“A loud, visually assaultive assemblage of genre tropes as technically accomplished as it is difficult to watch, The Strange Colour of Your Body’s Tears has plenty to impress while simultaneously offering so little,” begins Eric Kohn at Indiewire. “The movie depicts the Kafkaesque experiences of a baffled man seemingly trapped in his eerie apartment building in the midst of a puzzling quest to find his missing wife. However, as with Amer, directors Hélène Cattet and Bruno Forzani‘s previous ode to the viscerally intense language of Italian giallos, the plot mainly provides a backdrop for an unending collage of disturbing images and histrionic music cues.”
“It is a beautifully assembled film, packed with arresting images, stunning production design and baffling moments,” grants Screen‘s Mark Adams, “but while it offers blood, strangeness and bold surreal moments it is also remarkably lacking in any emotional impact. There is a lot going on, but not a great deal happening.”
Update, 8/23: “A Danish man (Klaus Tange) comes home from the airport to find that the door to his apartment—in a building that suggests architect Victor Horta in his Lady Gaga—is locked from the inside but that his wife’s not home.” Boyd van Hoeij in the Hollywood Reporter: “How the puzzle pieces fit together will slowly be revealed, though many—too many—psychedelic detours are in store first, a lot of them relying on the hypnotic qualities of the building’s Art Nouveau design and the insistent and inventive soundscape.
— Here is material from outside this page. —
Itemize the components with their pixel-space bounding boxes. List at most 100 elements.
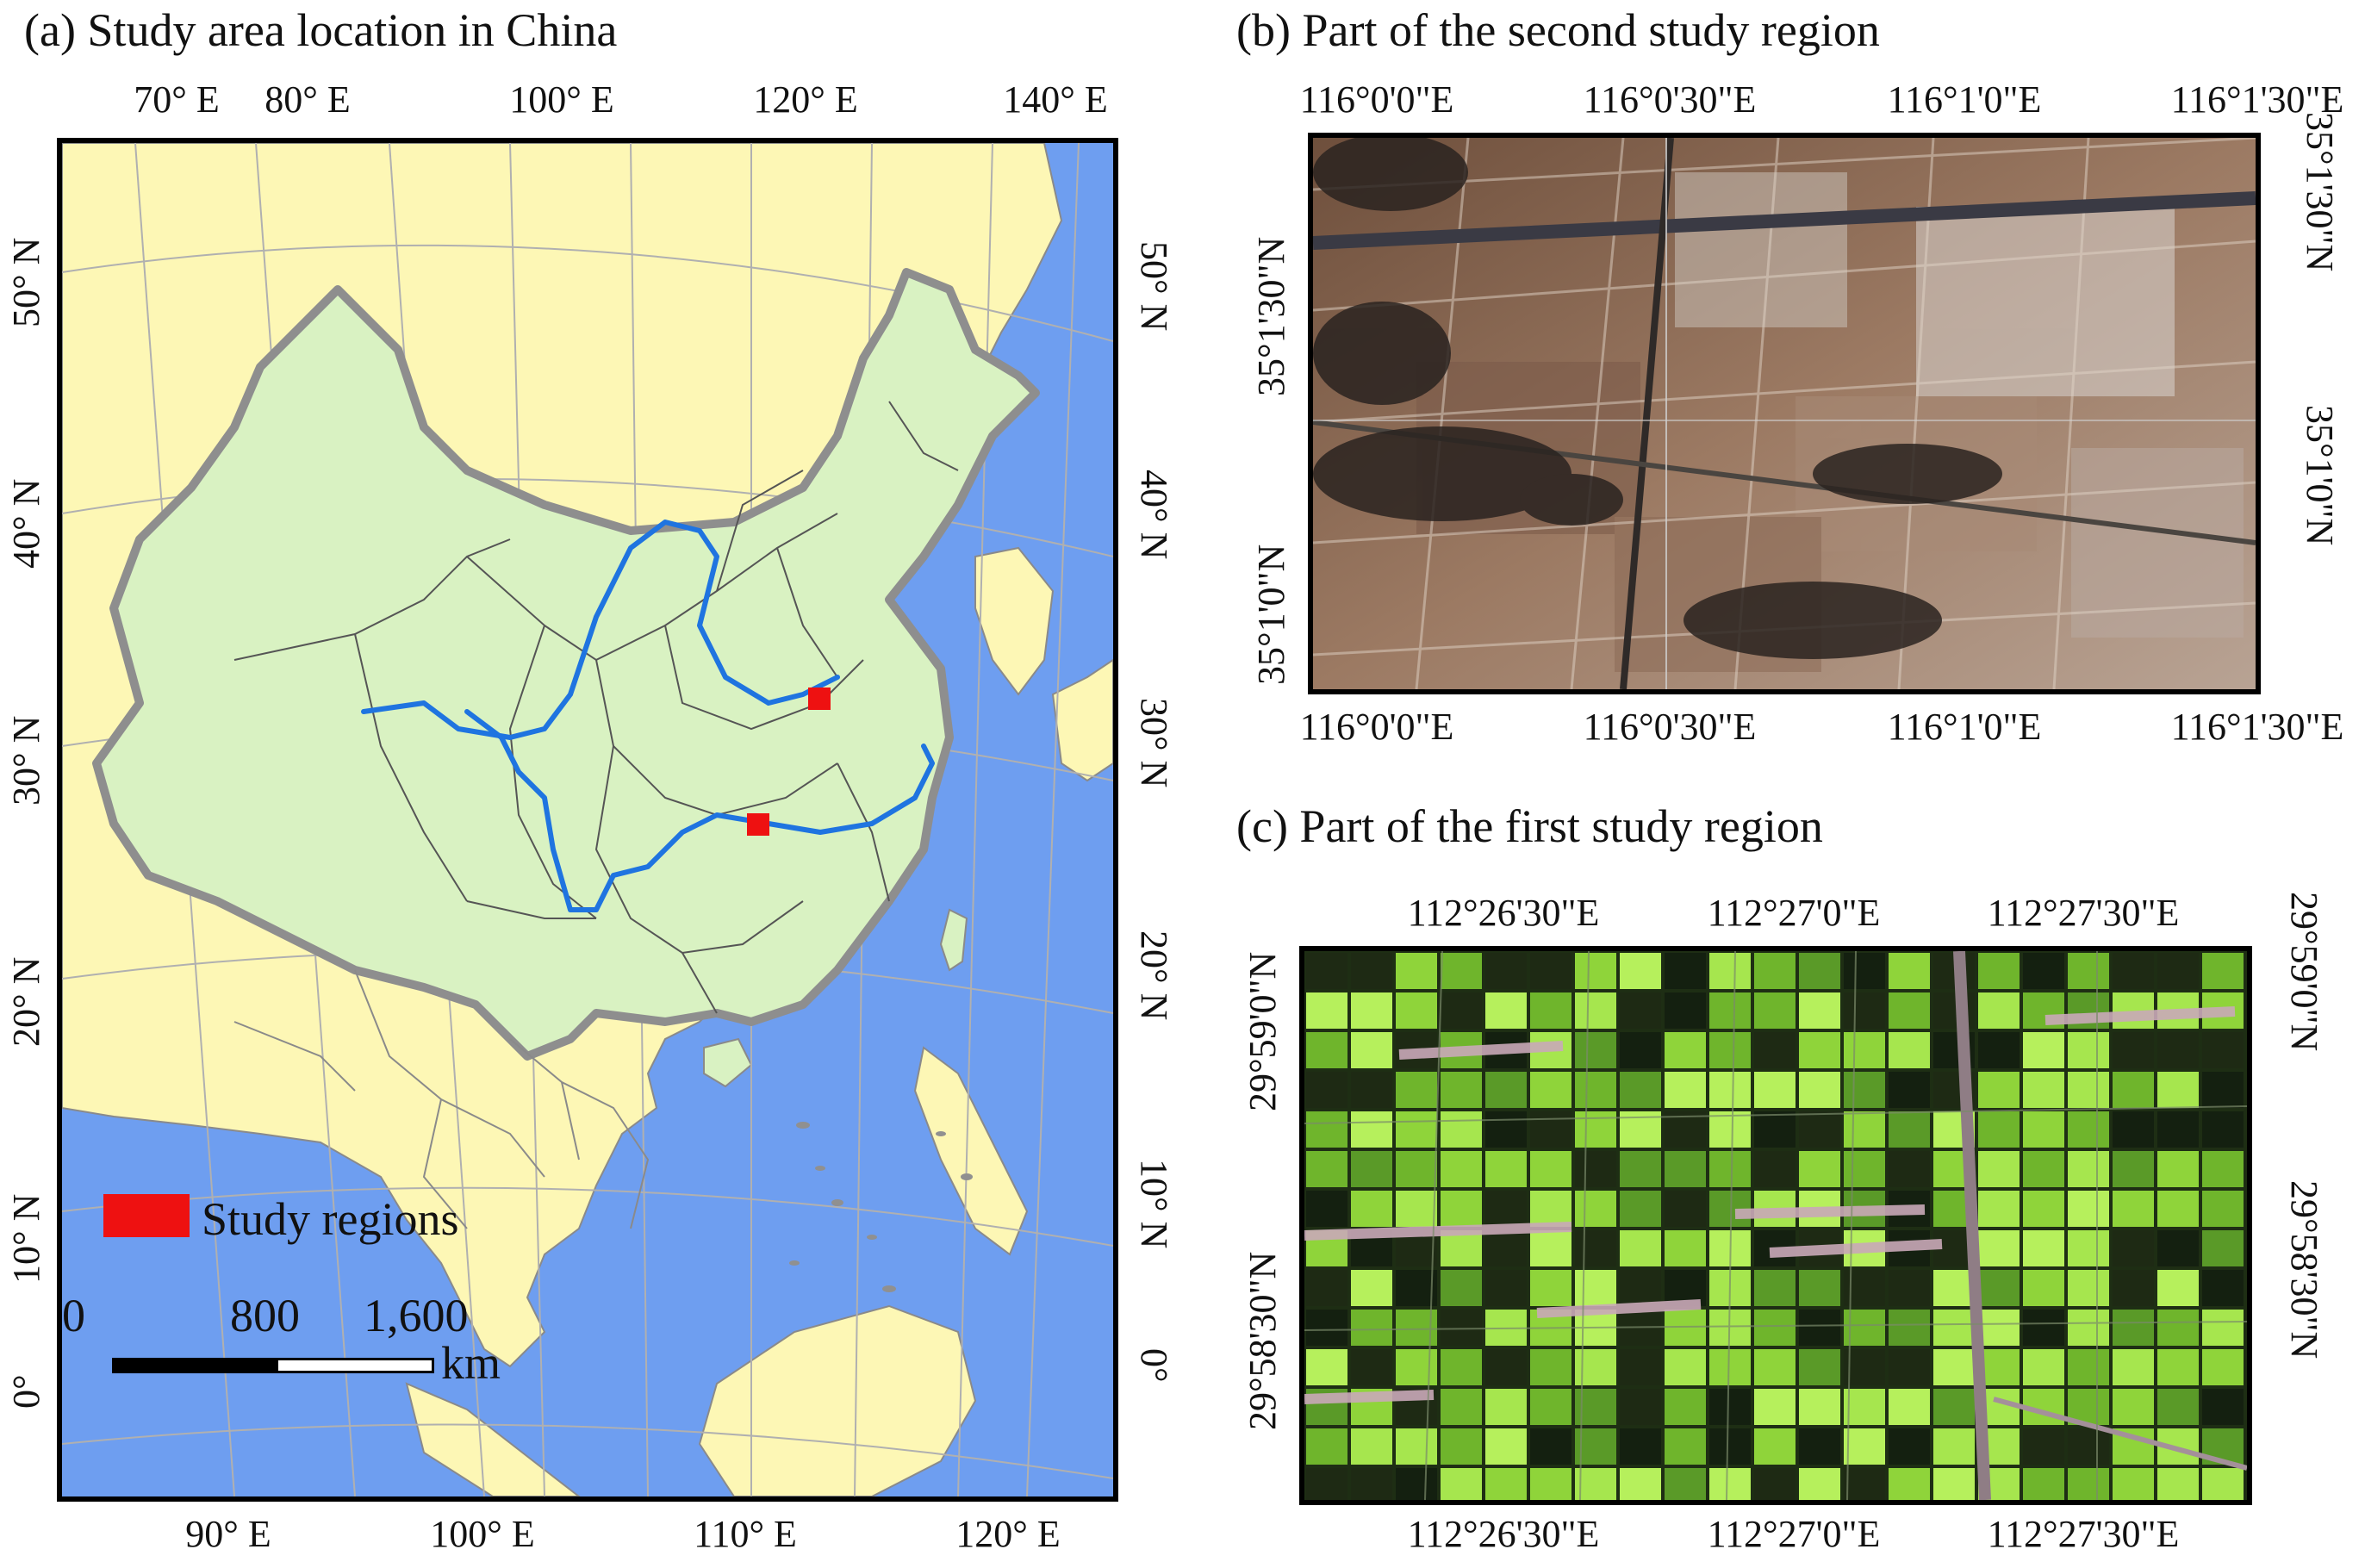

The naturally curvy lines of Belgian Art Nouveau form a somewhat odd but rather effective foreshadowing of and, later, backdrop to the plentiful naked female bodies that any giallo worth its salt must feature.”
The Strange Colour of Your Body’s Tears will screen in the Vanguard program in Toronto.
Update, 8/29: “When does an exercise in style become a wearying ADD slog through blood-splattered pseudo-Freudian nonsense?” asks Variety‘s Jay Weissberg. “When it’s The Strange Color of Your Body’s Tears.”
Update, 9/8: “The problem here isn’t that Cattet and Forzani slice and dice their story into near abstraction,” writes A.A. Dowd, dispatching to the AV Club from Toronto. “Amer did that, too, which was one of the things that made it such a pure-cinema delight. Strange Colour simply suffers from an excess of material; after a while, the swirling camera moves, split screen, still-image violence, deafening sonic assault, and endless close-ups (of red lips, leather-glad hands, knives, razors, and lots and lots of eyeballs) becomes a little numbing. Until then, however—and breaking points will vary—it feels like the most visually dazzling film of the fest.”
Updates, 9/11: “Where Amer could at times feel like an academic excavation of subterranean genre subtexts,” writes Fernando F. Croce in the Notebook, “The Strange Colour of Your Body’s Tears is bent on replicating (and outdoing) the sheer sensory delirium of those films, to the point of madly repeating and reshuffling its own psychedelic imagery. The results unspool, fascinatingly, as a deluge of anchorless footage from some not quite finished horror opus, piercing the viewer’s psyche by sheer agglutination.”
Strange Colour is “a fantasia of death, sex, panic, confusion, primary colors, aggressive music, 60s modern interior design, nipples, blood and straight razors,” writes Jordan Hoffman at Film.com. “Put it this way, every budding cineaste owes it to himself to have a taste their vice of choice and bathe in this film.”
Update, 9/12: Todd Brown at Twitch: “Laced with the sort of violence and sexual content that was the giallo movement’s stock in trade—and again using a soundtrack with music lifted from classics of that age—it’s tempting to reference Strange Colour as a sort of neo-giallo, a term applied frequently to its predecessor. But it’s not, really. It’s something else, a strange new language that uses those familiar elements as their base while going off in some other direction. And while it may very well be the case that Forzani and Cattet are the only ones who really speak that language at present—a fact that many will find frustrating as they try to work their way through it—there is a definite fascination with trying to unlock its mysteries.”
Update, 9/14: At Ioncinema, Nicholas Bell suggests that “if you give into its lusty charms, you won’t be disappointed in its endless delights, surpassing the intensity of many titles it owes its existence to.”